12-Seni bu kadar korkutan ne?

104 9 0
                                    

Dakikalardır televizyonun kapalı ekranını izliyordu. Önceki gün zorla da olsa cesaretini toplayıp babasını aramıştı boşanacağını haber vermek için. Babası telefonu açmamış, dahası geri de dönmemişti. Ta ki üzerinden koca bir gün geçene kadar.

Ertesi gün Şule eşyalarını toplama işleriyle meşgulken aramıştı. Adam kızının boşanma haberine, yaşadığı hiçbir şeyden haberi olmadığı için önce çok şaşırmış, sonra bir araya gelip konuşmayı, belki düzeltebileceklerini teklif etmiş, en sonda kızının davayı açtıklarını ve geri dönüşün olmadığını söylemesi üzerine kabul etmişti.

Son derece sorunsuz, tartışmasız, kısa ve net bir görüşme olmuştu. Telefonu kapattıklarında Şule elinde telefonla öylece bişeyler hissetmeyi beklemiş ancak dakikalar geçmesine rağmen hiç bir duygu geçişi olmamıştı içinde. Aynı telefonla konuşurken olduğu gibi.

Babasıyla ilişkilerinin özeti gibiydi. Sorunsuz, tartışmasız, net ve duygusuz. Eksik.

Zihni aynı konuşmayı annesiyle yaptığını kurguluyordu istem dışı. Epey aksiyonlu ve duygu yüklü geçeceğine emindi. Yüzüne yerleşen gülümsemenin farkında olmadan düşünmeye devam etti; annesi henüz telefonu bile kapatmadan yola çıkar, yol boyunca da Mustafa'yı, kardeşlerini arayarak Şule'yi bir anda telaşlı üzüntüsüyle sarar sarmalar daha ne olduğunu anlamadan  ayağa kaldırırdı. Eskiden şikayet ettiği neyi varsa annesinin, bir gün gelmiş ölüm hepsini derleyip toplayıp götürmüştü hayatından.
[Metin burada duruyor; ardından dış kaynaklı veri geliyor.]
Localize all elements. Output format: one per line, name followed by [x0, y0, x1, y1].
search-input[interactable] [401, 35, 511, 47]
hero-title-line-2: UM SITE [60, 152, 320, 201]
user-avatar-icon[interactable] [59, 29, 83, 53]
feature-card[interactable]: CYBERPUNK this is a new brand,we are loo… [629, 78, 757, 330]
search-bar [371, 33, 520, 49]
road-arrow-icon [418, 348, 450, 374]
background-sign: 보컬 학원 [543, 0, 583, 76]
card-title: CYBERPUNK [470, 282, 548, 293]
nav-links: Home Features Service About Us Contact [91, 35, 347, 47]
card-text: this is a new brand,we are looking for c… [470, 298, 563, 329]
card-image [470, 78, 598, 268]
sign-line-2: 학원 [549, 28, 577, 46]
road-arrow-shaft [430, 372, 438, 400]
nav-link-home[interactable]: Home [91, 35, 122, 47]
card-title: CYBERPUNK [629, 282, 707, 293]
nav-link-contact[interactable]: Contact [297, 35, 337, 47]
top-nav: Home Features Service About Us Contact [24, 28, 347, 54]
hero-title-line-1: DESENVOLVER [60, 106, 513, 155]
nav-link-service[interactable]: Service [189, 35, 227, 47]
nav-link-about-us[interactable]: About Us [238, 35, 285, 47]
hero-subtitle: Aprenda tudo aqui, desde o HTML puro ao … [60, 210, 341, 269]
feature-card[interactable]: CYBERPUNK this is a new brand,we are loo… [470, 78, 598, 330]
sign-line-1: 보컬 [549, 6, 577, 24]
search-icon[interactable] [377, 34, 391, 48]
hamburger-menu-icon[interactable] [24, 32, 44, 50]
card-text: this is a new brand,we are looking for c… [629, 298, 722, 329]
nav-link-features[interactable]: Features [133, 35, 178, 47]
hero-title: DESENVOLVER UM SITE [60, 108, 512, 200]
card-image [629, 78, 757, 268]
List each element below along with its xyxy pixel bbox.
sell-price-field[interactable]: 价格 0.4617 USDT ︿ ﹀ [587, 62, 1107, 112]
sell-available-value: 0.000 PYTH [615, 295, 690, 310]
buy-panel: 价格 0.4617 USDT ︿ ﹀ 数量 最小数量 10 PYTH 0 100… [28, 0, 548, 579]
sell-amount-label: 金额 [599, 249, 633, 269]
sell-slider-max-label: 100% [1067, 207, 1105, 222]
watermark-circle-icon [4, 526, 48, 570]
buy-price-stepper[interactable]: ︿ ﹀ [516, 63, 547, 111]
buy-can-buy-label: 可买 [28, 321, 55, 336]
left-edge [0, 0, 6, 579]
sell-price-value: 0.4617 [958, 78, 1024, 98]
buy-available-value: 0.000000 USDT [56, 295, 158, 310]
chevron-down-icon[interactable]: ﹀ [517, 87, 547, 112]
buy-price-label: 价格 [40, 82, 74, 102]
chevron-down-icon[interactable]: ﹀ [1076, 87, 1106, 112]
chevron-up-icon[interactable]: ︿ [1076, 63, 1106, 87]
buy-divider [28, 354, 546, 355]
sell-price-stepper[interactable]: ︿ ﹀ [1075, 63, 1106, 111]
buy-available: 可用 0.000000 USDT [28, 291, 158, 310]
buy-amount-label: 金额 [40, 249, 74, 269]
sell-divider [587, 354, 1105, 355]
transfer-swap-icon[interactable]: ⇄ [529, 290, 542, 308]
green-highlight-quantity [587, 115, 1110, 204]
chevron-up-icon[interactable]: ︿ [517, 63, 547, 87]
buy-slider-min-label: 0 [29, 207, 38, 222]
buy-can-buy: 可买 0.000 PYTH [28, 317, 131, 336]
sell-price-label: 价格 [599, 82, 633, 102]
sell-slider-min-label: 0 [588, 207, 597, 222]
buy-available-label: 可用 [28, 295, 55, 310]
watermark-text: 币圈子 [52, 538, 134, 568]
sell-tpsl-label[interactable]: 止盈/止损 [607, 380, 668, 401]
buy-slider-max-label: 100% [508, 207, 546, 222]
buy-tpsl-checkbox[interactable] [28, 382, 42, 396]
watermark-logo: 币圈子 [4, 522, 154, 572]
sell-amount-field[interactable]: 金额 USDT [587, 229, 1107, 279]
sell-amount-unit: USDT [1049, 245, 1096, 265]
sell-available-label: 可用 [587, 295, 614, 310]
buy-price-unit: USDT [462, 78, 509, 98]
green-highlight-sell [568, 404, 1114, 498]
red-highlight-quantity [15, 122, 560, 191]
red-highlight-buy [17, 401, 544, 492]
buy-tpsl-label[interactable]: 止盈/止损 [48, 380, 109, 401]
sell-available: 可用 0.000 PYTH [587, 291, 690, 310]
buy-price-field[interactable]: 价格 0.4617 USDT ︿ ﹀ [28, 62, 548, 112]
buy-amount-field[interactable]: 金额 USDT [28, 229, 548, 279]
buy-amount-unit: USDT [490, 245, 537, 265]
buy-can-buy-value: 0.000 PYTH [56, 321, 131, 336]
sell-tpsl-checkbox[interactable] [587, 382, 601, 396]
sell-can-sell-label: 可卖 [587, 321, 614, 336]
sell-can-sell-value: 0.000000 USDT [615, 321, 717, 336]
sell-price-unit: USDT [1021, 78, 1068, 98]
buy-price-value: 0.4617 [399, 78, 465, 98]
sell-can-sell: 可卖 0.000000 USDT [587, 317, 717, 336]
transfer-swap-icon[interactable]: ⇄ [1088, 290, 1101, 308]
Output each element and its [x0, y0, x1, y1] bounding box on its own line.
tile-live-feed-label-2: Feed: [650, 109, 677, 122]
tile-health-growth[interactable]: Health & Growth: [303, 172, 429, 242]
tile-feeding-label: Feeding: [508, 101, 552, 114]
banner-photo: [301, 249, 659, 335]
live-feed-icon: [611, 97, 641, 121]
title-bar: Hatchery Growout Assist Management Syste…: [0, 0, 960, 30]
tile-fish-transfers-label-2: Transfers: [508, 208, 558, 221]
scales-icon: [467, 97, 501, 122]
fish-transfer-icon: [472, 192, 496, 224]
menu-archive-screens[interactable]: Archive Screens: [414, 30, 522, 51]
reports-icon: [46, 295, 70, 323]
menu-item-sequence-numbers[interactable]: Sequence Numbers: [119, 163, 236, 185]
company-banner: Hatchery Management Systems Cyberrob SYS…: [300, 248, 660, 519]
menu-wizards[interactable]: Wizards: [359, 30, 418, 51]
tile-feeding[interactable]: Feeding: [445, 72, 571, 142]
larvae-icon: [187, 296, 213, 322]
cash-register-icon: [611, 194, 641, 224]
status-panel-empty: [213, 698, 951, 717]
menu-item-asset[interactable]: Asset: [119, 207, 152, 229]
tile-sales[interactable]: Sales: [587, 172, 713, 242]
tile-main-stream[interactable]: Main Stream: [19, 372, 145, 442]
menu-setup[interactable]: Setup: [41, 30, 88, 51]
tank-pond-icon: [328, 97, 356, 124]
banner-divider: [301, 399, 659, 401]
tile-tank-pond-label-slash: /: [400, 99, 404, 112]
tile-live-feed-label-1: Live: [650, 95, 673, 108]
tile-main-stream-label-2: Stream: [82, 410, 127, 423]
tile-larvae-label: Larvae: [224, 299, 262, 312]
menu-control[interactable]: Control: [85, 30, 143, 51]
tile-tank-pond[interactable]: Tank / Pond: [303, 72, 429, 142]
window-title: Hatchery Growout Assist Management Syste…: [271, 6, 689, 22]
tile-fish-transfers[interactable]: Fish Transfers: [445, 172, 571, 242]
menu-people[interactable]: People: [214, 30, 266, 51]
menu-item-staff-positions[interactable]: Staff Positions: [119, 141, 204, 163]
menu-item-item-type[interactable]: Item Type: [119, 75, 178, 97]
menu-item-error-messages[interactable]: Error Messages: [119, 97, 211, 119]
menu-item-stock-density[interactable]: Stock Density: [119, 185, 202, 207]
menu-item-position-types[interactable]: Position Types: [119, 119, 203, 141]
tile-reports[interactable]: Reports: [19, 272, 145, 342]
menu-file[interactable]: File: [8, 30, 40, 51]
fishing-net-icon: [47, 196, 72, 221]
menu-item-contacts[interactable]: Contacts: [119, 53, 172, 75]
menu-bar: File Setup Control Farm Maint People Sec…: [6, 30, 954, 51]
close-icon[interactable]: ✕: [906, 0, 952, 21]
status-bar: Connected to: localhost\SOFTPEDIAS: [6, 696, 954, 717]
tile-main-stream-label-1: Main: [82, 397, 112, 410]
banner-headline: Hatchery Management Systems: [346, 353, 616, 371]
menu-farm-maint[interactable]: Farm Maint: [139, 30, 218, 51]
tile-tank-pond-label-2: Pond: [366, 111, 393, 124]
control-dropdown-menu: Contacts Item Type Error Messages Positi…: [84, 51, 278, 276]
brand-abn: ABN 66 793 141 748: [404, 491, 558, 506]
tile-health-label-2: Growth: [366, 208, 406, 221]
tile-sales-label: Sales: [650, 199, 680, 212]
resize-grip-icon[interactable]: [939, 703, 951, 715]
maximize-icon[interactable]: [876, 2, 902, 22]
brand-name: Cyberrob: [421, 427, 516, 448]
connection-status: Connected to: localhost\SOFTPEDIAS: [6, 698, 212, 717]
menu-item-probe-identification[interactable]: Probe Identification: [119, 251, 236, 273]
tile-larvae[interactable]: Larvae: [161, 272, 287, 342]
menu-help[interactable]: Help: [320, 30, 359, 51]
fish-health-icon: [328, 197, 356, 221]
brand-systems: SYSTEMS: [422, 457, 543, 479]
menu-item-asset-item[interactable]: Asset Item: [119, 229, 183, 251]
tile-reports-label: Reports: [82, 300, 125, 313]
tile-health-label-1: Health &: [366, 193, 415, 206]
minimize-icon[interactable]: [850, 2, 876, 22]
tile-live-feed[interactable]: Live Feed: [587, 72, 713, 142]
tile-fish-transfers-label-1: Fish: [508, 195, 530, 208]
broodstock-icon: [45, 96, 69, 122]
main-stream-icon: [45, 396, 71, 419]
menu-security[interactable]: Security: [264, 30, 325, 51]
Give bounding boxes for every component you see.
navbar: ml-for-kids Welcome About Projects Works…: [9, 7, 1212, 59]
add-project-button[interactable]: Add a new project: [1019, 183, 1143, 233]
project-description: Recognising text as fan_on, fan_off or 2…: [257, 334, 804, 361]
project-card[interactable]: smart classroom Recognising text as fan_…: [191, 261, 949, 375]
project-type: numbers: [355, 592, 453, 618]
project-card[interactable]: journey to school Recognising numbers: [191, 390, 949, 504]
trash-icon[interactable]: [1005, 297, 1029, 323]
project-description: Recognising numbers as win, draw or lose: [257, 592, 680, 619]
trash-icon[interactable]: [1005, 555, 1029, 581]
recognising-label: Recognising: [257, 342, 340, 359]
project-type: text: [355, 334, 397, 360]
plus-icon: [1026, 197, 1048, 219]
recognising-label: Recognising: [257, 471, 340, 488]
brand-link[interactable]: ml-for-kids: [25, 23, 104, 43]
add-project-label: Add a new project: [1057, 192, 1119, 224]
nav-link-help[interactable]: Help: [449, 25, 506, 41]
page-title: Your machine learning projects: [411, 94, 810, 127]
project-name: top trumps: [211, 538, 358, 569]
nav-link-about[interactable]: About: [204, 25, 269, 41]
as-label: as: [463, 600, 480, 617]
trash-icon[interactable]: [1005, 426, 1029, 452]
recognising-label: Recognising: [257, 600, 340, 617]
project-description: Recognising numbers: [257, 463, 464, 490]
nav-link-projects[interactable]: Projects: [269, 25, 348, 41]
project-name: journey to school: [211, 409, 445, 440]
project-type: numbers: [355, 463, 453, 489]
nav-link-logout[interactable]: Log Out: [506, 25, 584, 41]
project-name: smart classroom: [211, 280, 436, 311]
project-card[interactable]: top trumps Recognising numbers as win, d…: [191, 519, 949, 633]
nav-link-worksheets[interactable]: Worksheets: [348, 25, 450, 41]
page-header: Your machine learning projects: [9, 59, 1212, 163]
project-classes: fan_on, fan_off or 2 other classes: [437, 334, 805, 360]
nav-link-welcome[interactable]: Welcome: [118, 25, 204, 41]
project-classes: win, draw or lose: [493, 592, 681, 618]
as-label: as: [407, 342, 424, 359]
Başta yüzünü gülümseten hayali, hayatından annesiyle birlikte çıkıp giden sıcacık sevgiyi anımsamasıyla can yakıcı bir hale dönüşmüştü.

Yıllar evvel yaşadığı bir problemi annesine, onu üzmekten çekinerek anlattığında; annesinin onu küçük bir çocuk gibi dizine yatırıp saçlarını okşayışını hatırladı. Yanağından süzülen sıcacık gözyaşıyla artık bir daha hiç yaşayamayacağını bildiği sıcaklığın hayalini sürdürmek ister gibi koltuğa kıvrılarak, başını yastığa yasladı.

Saçlarını okşayan elin yokluğu dayanılmaz gelmeye başlayınca, üzerinde fazla düşünmeden -düşünürse vaz geçerdi- Fatih'i aradı. Adamın her daim aklını çelmeye müsait ilgi ve şefkatine, aradaki kilometrelerce mesafeden aldığı cesaretle, sığınma izni verdi kendine.

"Alo, Şule?"

Nefes nefese kalmış neşeli sesi ahizeden kulağına dolunca üzerindeki efkarın dağılmasını sağladı "Fatih merhaba müsait miydin?"

"Evet müsaitim, kızlarla top oynuyorduk, yorulmuştum iyi ki aradın mola vereyim" diyerek kızlarına devam etmelerini söyledi.

Sesi nasıl da neşeli geliyordu. En son gördüğünde; son derece üzgündü ve buna kendisinin neden olduğunu hatırlamak içini acıtıyordu Şule'nin.

"Nasılsın diyeceğim ama sesin çok iyi geliyor sevindim bunun için"

"Evet iyiyim. Sen nasılsın? Aramanı beklemiyordum, ben de bunun için sevindim"

Sesinin içine sızıp ruhunu okşadığını hissediyordu. Gözlerini kapatıp öylece dinlemek isterken neden aradığıyla ilgili bir açıklama aradı ama söyleyecek bişey bulamadı "Sesini duymak istedim"

Ahizeden gelen nefes sesinden adamın güldüğünü anlayabiliyordu. Onu öylece dinlemek istiyordu, uzun uzun anlatmasını umarak neler yaptığını nasıl geçtiğini sordu. Fatih de onu hayal kırıklığına uğratmayacak kadar uzun uzun, kızlarının onu nasıl özlediğini, iki gecedir yanında yattıklarını, kahvaltıdan sonra bahçeye çıkıp akşama kadar neler oynadıklarını hepsini teker teker, anlattı; Şule'nin zayıf, endişeli, kırgın ve çaresiz hissetmesini sağlayan yoksunluklarını işaret ettiğini bilmeden.